David Valence : à chaque fois les maires FN sont confrontés à un dilemme : se normaliser ou se condamner à l'impuissance. Un maire n'a pas le droit de pratiquer la discrimination à ciel ouvert, de sa propre initiative, par exemple... Et c'est heureux. Quand ils se "coulent" dans les habits municipaux et assument une gestion vraiment locale, les maires finissent souvent par s'éloigner du FN, comme Jacques Bompard à Orange.

Le programme du Front national est en pointe sur les questions nationales et européennes. Mais pourrait-il répondre concrètement aux problèmes des Varois à l'échelle locale ? 
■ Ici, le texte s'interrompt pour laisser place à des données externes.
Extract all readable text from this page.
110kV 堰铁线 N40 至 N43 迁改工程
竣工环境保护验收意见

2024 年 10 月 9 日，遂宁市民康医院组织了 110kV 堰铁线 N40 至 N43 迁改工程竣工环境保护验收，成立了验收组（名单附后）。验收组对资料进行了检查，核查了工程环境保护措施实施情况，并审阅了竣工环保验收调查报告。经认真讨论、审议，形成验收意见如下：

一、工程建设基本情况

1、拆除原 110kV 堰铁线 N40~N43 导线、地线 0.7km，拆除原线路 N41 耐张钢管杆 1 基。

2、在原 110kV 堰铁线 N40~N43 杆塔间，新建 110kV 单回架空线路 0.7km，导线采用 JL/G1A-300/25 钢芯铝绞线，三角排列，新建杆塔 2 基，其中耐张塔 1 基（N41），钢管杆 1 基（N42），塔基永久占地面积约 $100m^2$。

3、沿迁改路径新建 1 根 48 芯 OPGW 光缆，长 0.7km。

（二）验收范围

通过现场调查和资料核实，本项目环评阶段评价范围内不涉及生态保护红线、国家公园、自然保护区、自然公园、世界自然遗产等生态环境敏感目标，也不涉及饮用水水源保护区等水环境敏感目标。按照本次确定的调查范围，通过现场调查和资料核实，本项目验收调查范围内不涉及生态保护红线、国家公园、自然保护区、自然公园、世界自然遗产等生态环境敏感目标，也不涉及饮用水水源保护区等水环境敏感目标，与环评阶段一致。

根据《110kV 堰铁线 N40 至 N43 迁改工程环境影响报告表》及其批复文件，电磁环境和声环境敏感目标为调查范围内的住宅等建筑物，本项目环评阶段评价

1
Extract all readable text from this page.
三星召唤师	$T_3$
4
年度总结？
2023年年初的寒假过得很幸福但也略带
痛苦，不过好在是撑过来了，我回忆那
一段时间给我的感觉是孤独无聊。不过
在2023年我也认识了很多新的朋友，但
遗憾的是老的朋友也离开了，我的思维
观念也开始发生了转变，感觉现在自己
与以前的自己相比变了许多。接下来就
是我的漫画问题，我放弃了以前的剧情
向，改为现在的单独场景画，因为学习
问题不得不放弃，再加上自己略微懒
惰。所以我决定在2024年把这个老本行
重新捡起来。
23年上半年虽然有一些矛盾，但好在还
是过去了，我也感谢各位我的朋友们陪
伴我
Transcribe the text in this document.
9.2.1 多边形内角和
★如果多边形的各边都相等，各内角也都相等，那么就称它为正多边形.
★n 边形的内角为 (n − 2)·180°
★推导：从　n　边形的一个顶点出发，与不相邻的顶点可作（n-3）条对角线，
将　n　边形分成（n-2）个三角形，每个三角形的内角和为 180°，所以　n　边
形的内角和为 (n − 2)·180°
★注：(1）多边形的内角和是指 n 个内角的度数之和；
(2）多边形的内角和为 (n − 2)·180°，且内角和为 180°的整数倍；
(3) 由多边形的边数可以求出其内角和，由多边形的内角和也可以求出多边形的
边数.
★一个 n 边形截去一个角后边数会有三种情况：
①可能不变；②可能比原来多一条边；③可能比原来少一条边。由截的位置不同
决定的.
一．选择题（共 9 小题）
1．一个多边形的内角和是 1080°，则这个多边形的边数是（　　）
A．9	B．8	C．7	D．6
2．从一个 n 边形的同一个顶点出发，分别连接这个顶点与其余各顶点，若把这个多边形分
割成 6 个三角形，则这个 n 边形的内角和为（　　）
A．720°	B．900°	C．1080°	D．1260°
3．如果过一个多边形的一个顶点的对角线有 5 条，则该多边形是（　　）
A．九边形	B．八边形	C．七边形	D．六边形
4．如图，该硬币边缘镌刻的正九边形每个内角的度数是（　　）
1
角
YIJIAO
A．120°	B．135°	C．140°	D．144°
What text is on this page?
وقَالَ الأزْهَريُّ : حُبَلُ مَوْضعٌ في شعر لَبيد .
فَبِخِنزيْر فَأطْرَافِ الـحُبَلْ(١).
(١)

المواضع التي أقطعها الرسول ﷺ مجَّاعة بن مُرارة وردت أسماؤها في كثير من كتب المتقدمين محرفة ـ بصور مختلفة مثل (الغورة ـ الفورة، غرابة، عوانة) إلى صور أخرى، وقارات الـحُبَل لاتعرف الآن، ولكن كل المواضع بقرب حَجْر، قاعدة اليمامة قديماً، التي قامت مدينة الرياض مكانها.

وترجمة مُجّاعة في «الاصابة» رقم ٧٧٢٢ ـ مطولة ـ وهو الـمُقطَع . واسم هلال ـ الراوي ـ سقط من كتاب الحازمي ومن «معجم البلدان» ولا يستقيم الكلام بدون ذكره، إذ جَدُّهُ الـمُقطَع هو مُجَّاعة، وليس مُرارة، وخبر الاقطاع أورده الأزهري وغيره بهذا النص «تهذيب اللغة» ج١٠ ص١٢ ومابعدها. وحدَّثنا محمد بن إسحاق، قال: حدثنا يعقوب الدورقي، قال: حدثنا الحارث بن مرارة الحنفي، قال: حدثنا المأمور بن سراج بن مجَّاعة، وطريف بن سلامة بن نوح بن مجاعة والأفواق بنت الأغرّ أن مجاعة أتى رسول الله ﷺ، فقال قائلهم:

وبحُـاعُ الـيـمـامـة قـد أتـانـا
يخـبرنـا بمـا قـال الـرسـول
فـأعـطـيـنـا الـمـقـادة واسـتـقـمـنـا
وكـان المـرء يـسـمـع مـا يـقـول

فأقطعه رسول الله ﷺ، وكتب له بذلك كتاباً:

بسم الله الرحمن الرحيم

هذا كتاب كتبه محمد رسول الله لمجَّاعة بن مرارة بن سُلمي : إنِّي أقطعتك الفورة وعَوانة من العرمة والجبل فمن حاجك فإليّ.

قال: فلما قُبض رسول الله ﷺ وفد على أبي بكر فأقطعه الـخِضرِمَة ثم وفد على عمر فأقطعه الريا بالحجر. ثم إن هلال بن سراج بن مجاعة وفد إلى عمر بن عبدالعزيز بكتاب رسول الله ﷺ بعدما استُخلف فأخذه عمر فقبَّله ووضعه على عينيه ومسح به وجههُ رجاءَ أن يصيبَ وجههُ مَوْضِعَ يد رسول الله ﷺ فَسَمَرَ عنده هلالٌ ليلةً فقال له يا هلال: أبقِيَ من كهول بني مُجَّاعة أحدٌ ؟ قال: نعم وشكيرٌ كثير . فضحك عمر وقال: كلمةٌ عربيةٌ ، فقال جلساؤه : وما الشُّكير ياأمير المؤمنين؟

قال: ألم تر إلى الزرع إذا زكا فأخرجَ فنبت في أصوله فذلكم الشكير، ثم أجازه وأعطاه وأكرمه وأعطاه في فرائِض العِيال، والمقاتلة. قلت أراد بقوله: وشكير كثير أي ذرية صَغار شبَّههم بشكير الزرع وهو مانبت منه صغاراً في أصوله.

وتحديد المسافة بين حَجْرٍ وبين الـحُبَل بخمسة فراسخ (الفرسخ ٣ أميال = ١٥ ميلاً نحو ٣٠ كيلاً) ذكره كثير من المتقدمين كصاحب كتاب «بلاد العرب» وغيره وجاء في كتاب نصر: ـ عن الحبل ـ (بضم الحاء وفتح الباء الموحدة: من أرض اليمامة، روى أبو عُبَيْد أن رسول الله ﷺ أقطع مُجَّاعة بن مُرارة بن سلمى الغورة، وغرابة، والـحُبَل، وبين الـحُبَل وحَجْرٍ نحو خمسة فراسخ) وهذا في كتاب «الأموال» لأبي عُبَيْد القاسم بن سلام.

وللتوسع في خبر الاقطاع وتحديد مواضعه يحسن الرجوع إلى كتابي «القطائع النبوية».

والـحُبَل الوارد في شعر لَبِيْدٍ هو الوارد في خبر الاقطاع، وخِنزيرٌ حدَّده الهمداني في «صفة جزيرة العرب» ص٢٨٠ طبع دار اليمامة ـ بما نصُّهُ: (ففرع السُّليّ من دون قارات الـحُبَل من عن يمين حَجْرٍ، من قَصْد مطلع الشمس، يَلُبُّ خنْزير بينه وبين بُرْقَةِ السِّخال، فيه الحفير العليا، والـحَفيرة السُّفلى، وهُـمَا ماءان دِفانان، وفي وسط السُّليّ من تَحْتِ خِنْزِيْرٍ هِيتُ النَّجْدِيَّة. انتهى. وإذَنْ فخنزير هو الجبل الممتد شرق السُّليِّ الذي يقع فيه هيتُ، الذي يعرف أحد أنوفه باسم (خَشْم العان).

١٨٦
David Valence : Ce sera difficile car Laurent Lopez, s'il est élu conseiller général, sera très isolé au sein de l'assemblée départementale ! 

Joël Gombin : Ce n'est pas à moi de le dire. Mais il est certain en tout cas que le Front n'a guère, aujourd'hui, de doctrine municipale (ou départementale). Au demeurant, ce n'est pas ce qui l'intéresse de manière prioritaire : toute la stratégie politique du parti est tournée vers la candidature présidentielle de Marine Le Pen. Le fait d'avoir des élus locaux n'est qu'un moyen au service de cette fin. C'est sans doute aujourd'hui ce qui distingue le plus le FN du PS ou de l'UMP : ces derniers sont des partis d'élus locaux, pour lesquels le pouvoir d'État est subordonné aux enjeux locaux. Le FN est un parti visant avant tout le pouvoir d'État, les enjeux locaux sont complètement subordonnées à cet objectif.

Malgré les efforts de formation, notamment en vue des élections municipales de 2014, le parti frontiste dispose-t-il des compétences nécessaires pour gérer des collectivités locales ?

Joël Gombin : Non, pas seulement en termes d'élus mais aussi, et peut-être surtout en termes de fonctionnaires territoriaux loyaux au Front, pouvant potentiellement occuper les postes d'encadrement des collectivités territoriales en cas de victoire. Steeve Briois, le secrétaire général du FN, a d'ailleurs entrepris de constituer une base de données de CV de fonctionnaires territoriaux potentiellement mobilisables en cas de victoires aux prochaines municipales. 

David Valence :Le profil des candidats du Front national a changé. Ils affichent souvent des discours plus "acceptables" en apparence et plus sérieux sur la forme. Certains, comme Adrien Mexis à Istres ou Florian Philippot a Forbach, affichent même un profil de quasi-technocrate... On peut compter sur Marine Le Pen pour demander à ses candidats et élus d'éviter les erreurs d'aines comme Jean-Marie Le Chevallier à Toulon, ou l'ex frontiste Bruno Mégret à Vitrolles.